The total mass of the system is:

\[ M_{\text{total}} = m_A + m_B + m_C = 5 + 3 + 2 = 10 \, \text{kg} \]

Step 2: Calculate the common acceleration (\(a\)) of the system.

Since the blocks are connected and pulled by a single external force \(F\) on a smooth surface, they all move with the same acceleration. Applying Newton's Second Law to the entire system:

\[ F = M_{\text{total}} \times a \] \[ 80 \, \text{N} = (10 \, \text{kg}) \times a \]

Solving for the acceleration \(a\):

\[ a = \frac{80 \, \text{N}}{10 \, \text{kg}} = 8 \, \text{m/s}^2 \]

Step 3: Calculate the tension \(T_1\).

To find the tension \(T_1\), we consider the forces acting on block A. The only horizontal force acting on block A is the tension \(T_1\), which pulls it to the right. Applying Newton's Second Law to block A:

\[ F_{\text{net on A}} = T_1 = m_A \times a \]

Substituting the values of \(m_A\) and \(a\):

\[ T_1 = (5 \, \text{kg}) \times (8 \, \text{m/s}^2) = 40 \, \text{N} \]

Step 4: Calculate the tension \(T_2\).

To find the tension \(T_2\), we can consider the forces acting on the subsystem consisting of blocks A and B together. This subsystem, with a combined mass of \(m_A + m_B\), is pulled to the right by the tension \(T_2\). Applying Newton's Second Law to this subsystem:

\[ F_{\text{net on (A+B)}} = T_2 = (m_A + m_B) \times a \]

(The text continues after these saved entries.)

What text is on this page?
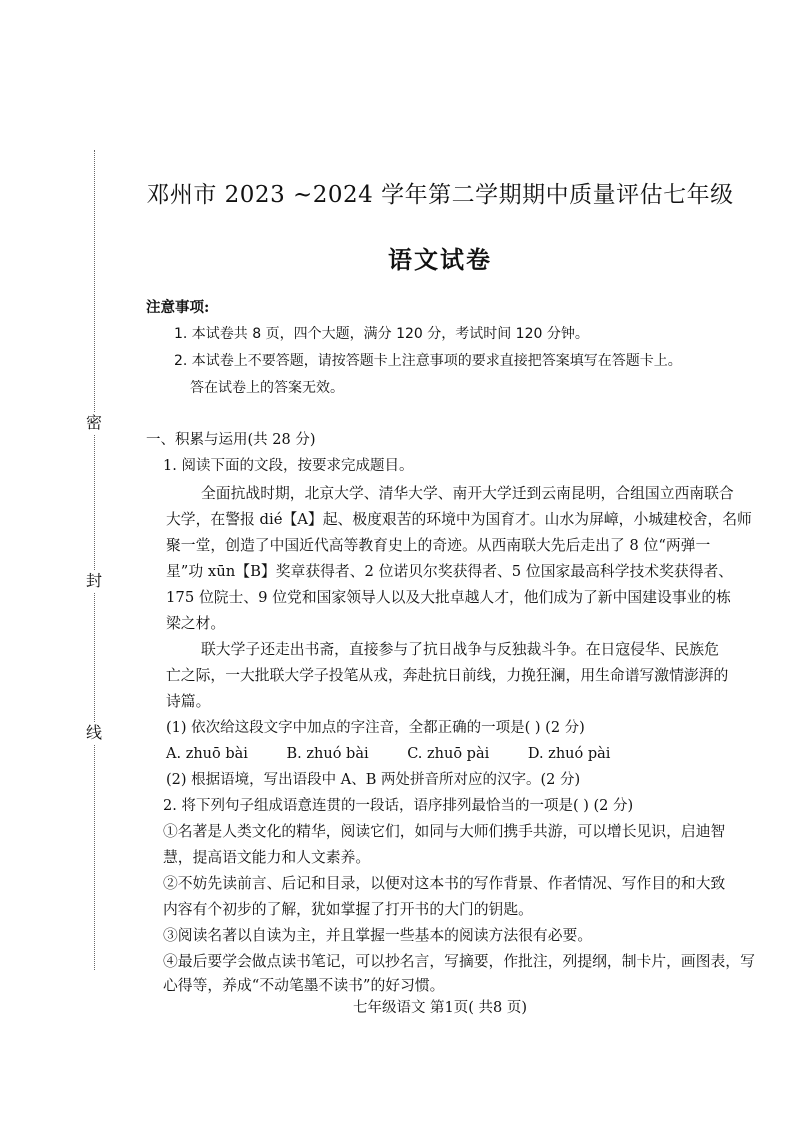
密
封
线
邓州市 2023 ~2024 学年第二学期期中质量评估七年级
语文试卷
注意事项:
1. 本试卷共 8 页，四个大题，满分 120 分，考试时间 120 分钟。
2. 本试卷上不要答题，请按答题卡上注意事项的要求直接把答案填写在答题卡上。
答在试卷上的答案无效。
一、积累与运用(共 28 分)
1. 阅读下面的文段，按要求完成题目。
全面抗战时期，北京大学、清华大学、南开大学迁到云南昆明，合组国立西南联合
大学，在警报 dié【A】起、极度艰苦的环境中为国育才。山水为屏嶂，小城建校舍，名师
聚一堂，创造了中国近代高等教育史上的奇迹。从西南联大先后走出了 8 位“两弹一
星”功 xūn【B】奖章获得者、2 位诺贝尔奖获得者、5 位国家最高科学技术奖获得者、
175 位院士、9 位党和国家领导人以及大批卓越人才，他们成为了新中国建设事业的栋
梁之材。
联大学子还走出书斋，直接参与了抗日战争与反独裁斗争。在日寇侵华、民族危
亡之际，一大批联大学子投笔从戎，奔赴抗日前线，力挽狂澜，用生命谱写激情澎湃的
诗篇。
(1) 依次给这段文字中加点的字注音，全都正确的一项是( ) (2 分)
A. zhuō bài	B. zhuó bài	C. zhuō pài	D. zhuó pài
(2) 根据语境，写出语段中 A、B 两处拼音所对应的汉字。(2 分)
2. 将下列句子组成语意连贯的一段话，语序排列最恰当的一项是( ) (2 分)
①名著是人类文化的精华，阅读它们，如同与大师们携手共游，可以增长见识，启迪智
慧，提高语文能力和人文素养。
②不妨先读前言、后记和目录，以便对这本书的写作背景、作者情况、写作目的和大致
内容有个初步的了解，犹如掌握了打开书的大门的钥匙。
③阅读名著以自读为主，并且掌握一些基本的阅读方法很有必要。
④最后要学会做点读书笔记，可以抄名言，写摘要，作批注，列提纲，制卡片，画图表，写
心得等，养成“不动笔墨不读书”的好习惯。
七年级语文 第1页( 共8 页)
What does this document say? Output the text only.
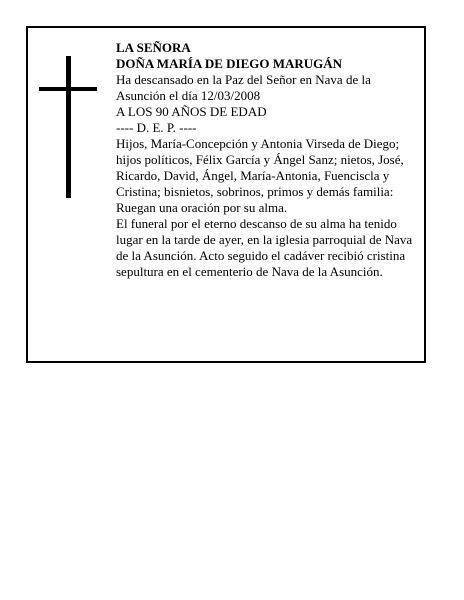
LA SEÑORA

DOÑA MARÍA DE DIEGO MARUGÁN

Ha descansado en la Paz del Señor en Nava de la Asunción el día 12/03/2008

A LOS 90 AÑOS DE EDAD

---- D. E. P. ----

Hijos, María-Concepción y Antonia Virseda de Diego; hijos políticos, Félix García y Ángel Sanz; nietos, José, Ricardo, David, Ángel, María-Antonia, Fuenciscla y Cristina; bisnietos, sobrinos, primos y demás familia:

Ruegan una oración por su alma.

El funeral por el eterno descanso de su alma ha tenido lugar en la tarde de ayer, en la iglesia parroquial de Nava de la Asunción. Acto seguido el cadáver recibió cristina sepultura en el cementerio de Nava de la Asunción.
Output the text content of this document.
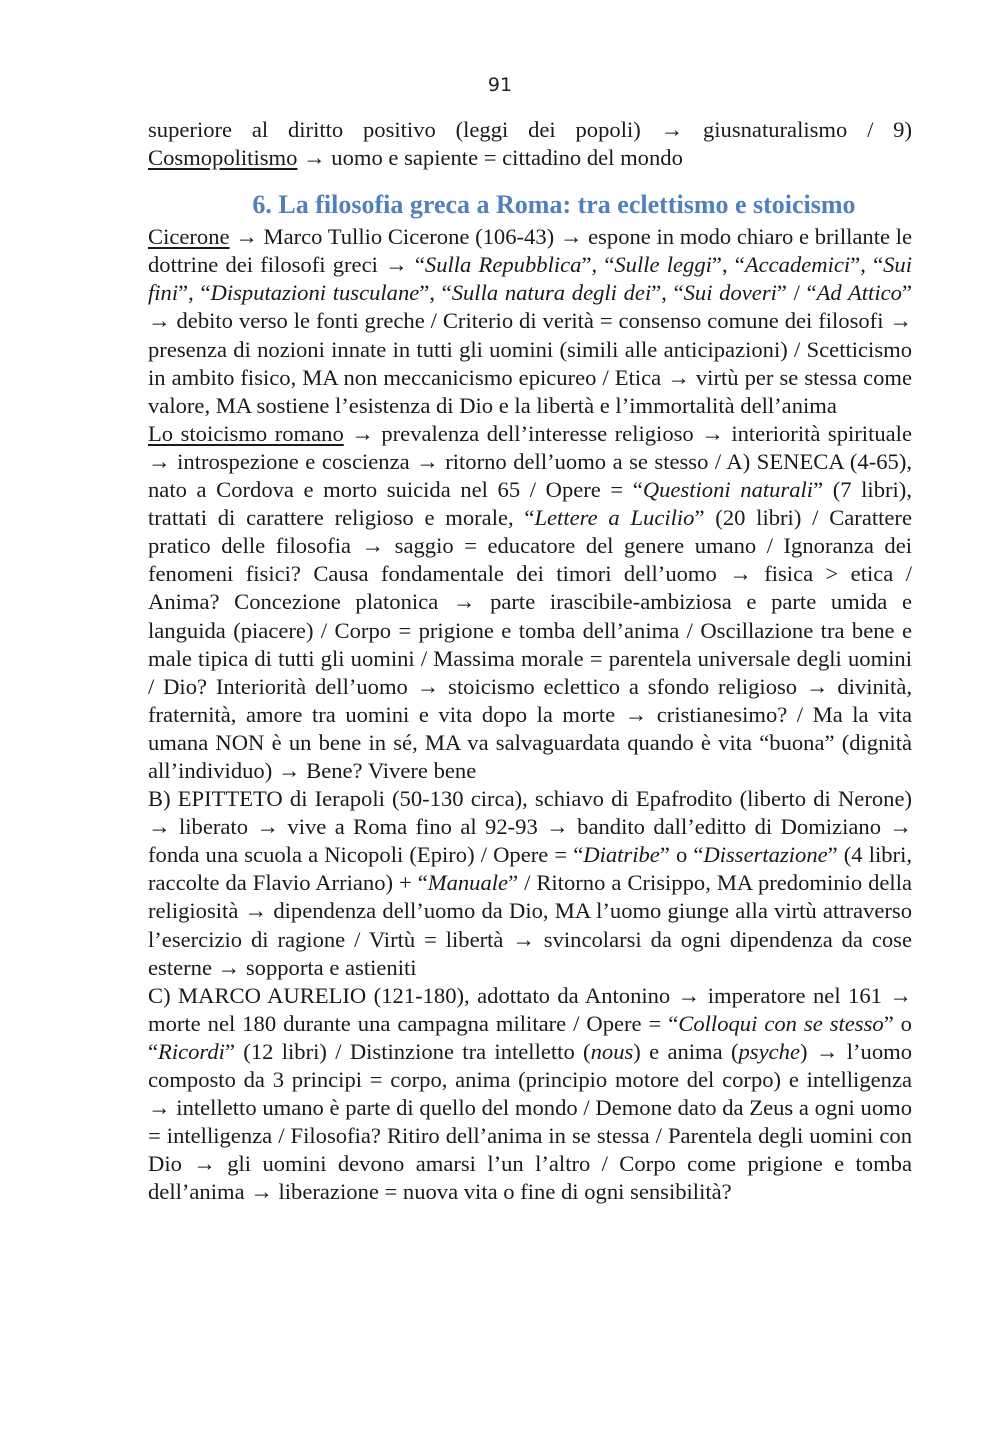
91

superiore al diritto positivo (leggi dei popoli) → giusnaturalismo / 9) Cosmopolitismo → uomo e sapiente = cittadino del mondo

6. La filosofia greca a Roma: tra eclettismo e stoicismo

Cicerone → Marco Tullio Cicerone (106-43) → espone in modo chiaro e brillante le dottrine dei filosofi greci → “Sulla Repubblica”, “Sulle leggi”, “Accademici”, “Sui fini”, “Disputazioni tusculane”, “Sulla natura degli dei”, “Sui doveri” / “Ad Attico” → debito verso le fonti greche / Criterio di verità = consenso comune dei filosofi → presenza di nozioni innate in tutti gli uomini (simili alle anticipazioni) / Scetticismo in ambito fisico, MA non meccanicismo epicureo / Etica → virtù per se stessa come valore, MA sostiene l’esistenza di Dio e la libertà e l’immortalità dell’anima

Lo stoicismo romano → prevalenza dell’interesse religioso → interiorità spirituale → introspezione e coscienza → ritorno dell’uomo a se stesso / A) SENECA (4-65), nato a Cordova e morto suicida nel 65 / Opere = “Questioni naturali” (7 libri), trattati di carattere religioso e morale, “Lettere a Lucilio” (20 libri) / Carattere pratico delle filosofia → saggio = educatore del genere umano / Ignoranza dei fenomeni fisici? Causa fondamentale dei timori dell’uomo → fisica > etica / Anima? Concezione platonica → parte irascibile-ambiziosa e parte umida e languida (piacere) / Corpo = prigione e tomba dell’anima / Oscillazione tra bene e male tipica di tutti gli uomini / Massima morale = parentela universale degli uomini / Dio? Interiorità dell’uomo → stoicismo eclettico a sfondo religioso → divinità, fraternità, amore tra uomini e vita dopo la morte → cristianesimo? / Ma la vita umana NON è un bene in sé, MA va salvaguardata quando è vita “buona” (dignità all’individuo) → Bene? Vivere bene

B) EPITTETO di Ierapoli (50-130 circa), schiavo di Epafrodito (liberto di Nerone) → liberato → vive a Roma fino al 92-93 → bandito dall’editto di Domiziano → fonda una scuola a Nicopoli (Epiro) / Opere = “Diatribe” o “Dissertazione” (4 libri, raccolte da Flavio Arriano) + “Manuale” / Ritorno a Crisippo, MA predominio della religiosità → dipendenza dell’uomo da Dio, MA l’uomo giunge alla virtù attraverso l’esercizio di ragione / Virtù = libertà → svincolarsi da ogni dipendenza da cose esterne → sopporta e astieniti

C) MARCO AURELIO (121-180), adottato da Antonino → imperatore nel 161 → morte nel 180 durante una campagna militare / Opere = “Colloqui con se stesso” o “Ricordi” (12 libri) / Distinzione tra intelletto (nous) e anima (psyche) → l’uomo composto da 3 principi = corpo, anima (principio motore del corpo) e intelligenza → intelletto umano è parte di quello del mondo / Demone dato da Zeus a ogni uomo = intelligenza / Filosofia? Ritiro dell’anima in se stessa / Parentela degli uomini con Dio → gli uomini devono amarsi l’un l’altro / Corpo come prigione e tomba dell’anima → liberazione = nuova vita o fine di ogni sensibilità?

Substituting the values of the masses and acceleration:

\[ T_2 = (5 \, \text{kg} + 3 \, \text{kg}) \times (8 \, \text{m/s}^2) = (8 \, \text{kg}) \times (8 \, \text{m/s}^2) = 64 \, \text{N} \]

Final Computation & Result:

The calculated values for the tensions are:

Tension \(T_1 = 40 \, \text{N}\)

Tension \(T_2 = 64 \, \text{N}\)

Therefore, the tensions \(T_1\) and \(T_2\) in the strings are 40 N and 64 N, respectively.